冨永氏はさらに、今後5年で欧州や中国、アジアといった地域でのCO2のマーケットポジションを確立したいと話す。その上で現時点では不透明な部分が多いアフリカに対して、情報収集しつつ展開を考えていきたいとした。
小型店舗から大型倉庫までをカバーできるCO2製品展開
新型コロナウイルスに見舞われた2020年度、パナソニックでは数々のCO2冷凍機を開発・販売している。欧州には4馬力の冷凍機を先行投入し、国内では日中共同開発で生まれた80馬力ラックシステムを展開。NEDO(国立研究開発法人 新エネルギー・産業技術総合開発機構)の助成業務にて開発した20馬力冷凍機についても、昨年末よりフィールドテストを開始した。

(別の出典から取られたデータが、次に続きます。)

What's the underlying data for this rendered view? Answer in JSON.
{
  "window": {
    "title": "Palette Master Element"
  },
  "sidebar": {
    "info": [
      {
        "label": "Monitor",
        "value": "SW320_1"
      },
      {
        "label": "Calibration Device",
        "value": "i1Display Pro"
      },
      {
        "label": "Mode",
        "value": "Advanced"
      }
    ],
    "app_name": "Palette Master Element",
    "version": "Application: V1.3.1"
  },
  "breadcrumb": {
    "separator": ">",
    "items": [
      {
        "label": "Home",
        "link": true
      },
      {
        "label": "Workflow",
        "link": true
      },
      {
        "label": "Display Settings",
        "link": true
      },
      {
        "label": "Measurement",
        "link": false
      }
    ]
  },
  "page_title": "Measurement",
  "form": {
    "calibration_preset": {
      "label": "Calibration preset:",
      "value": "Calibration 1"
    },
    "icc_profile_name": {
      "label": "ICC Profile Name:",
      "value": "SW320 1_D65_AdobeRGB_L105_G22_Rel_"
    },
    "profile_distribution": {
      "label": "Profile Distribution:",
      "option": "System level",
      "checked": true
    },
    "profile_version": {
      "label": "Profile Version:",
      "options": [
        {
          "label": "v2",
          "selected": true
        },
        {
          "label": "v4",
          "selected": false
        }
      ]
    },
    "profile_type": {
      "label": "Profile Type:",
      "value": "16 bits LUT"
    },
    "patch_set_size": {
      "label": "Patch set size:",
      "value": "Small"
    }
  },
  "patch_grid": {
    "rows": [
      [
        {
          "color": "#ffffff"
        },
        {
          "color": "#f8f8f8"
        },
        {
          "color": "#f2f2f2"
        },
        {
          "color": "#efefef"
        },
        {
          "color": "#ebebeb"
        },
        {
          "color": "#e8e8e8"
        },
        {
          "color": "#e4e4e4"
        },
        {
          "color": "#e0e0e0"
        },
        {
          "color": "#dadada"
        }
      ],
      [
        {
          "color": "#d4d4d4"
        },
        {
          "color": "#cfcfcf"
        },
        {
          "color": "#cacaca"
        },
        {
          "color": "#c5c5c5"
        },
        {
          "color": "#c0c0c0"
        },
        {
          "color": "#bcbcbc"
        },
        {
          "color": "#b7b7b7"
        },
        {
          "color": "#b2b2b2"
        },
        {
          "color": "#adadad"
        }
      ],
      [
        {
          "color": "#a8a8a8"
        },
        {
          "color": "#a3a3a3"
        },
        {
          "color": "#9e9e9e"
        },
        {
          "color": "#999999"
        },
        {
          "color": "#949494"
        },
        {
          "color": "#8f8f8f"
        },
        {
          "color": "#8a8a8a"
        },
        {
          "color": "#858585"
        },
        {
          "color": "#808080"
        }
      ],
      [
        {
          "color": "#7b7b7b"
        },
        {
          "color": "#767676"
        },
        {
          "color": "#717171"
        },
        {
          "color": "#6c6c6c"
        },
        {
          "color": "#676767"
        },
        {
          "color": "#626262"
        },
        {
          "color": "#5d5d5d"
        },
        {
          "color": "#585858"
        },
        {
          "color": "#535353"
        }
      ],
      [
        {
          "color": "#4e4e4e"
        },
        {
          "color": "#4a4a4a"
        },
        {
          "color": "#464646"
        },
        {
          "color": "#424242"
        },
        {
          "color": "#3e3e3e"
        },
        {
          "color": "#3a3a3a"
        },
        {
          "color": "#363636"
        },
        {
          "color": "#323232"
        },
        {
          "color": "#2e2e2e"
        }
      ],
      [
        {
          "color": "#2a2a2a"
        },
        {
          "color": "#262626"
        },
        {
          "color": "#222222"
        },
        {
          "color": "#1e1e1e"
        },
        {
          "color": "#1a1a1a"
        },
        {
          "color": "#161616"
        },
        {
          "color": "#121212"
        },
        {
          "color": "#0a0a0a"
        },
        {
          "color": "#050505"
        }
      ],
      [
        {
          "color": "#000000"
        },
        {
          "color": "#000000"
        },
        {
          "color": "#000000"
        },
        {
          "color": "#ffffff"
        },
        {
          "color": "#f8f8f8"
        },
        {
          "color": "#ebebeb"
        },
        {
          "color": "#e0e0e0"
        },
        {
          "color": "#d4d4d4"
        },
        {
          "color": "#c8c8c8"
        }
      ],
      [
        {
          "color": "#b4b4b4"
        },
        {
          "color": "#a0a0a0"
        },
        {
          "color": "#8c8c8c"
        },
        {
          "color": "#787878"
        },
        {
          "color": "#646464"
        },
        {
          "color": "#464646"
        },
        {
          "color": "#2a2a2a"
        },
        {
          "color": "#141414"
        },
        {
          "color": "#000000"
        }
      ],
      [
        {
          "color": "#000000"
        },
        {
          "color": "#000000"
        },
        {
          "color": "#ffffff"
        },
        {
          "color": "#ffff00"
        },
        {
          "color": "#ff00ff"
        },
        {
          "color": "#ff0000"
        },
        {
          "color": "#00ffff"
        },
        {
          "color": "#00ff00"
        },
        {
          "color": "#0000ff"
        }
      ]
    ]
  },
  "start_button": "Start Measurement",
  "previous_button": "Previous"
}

今後は同社の強みであった小型・軽量級モデルのラインナップも増やしつつ、モジュール連結モデルによる系統数の最適化。水冷対応、大型ラックの開発を通して、小型店舗から食品工場・大型倉庫まで対応できる製品ラインナップを目指す。
メーカーという立場として、環境省の補助事業頼みではなく、上記の次世代冷凍機でコストダウンを測り、マーケットでの需要を高めたいと冨永氏は説明する。
モジュールタイプの冷凍機は10〜40馬力までの5機種を用意し、2021年末に発売予定だ。産業用冷凍機の分野においても、マーケットのニーズによっては100馬力、120馬力などさらなる大型システムの展開も検討する余地があるとする。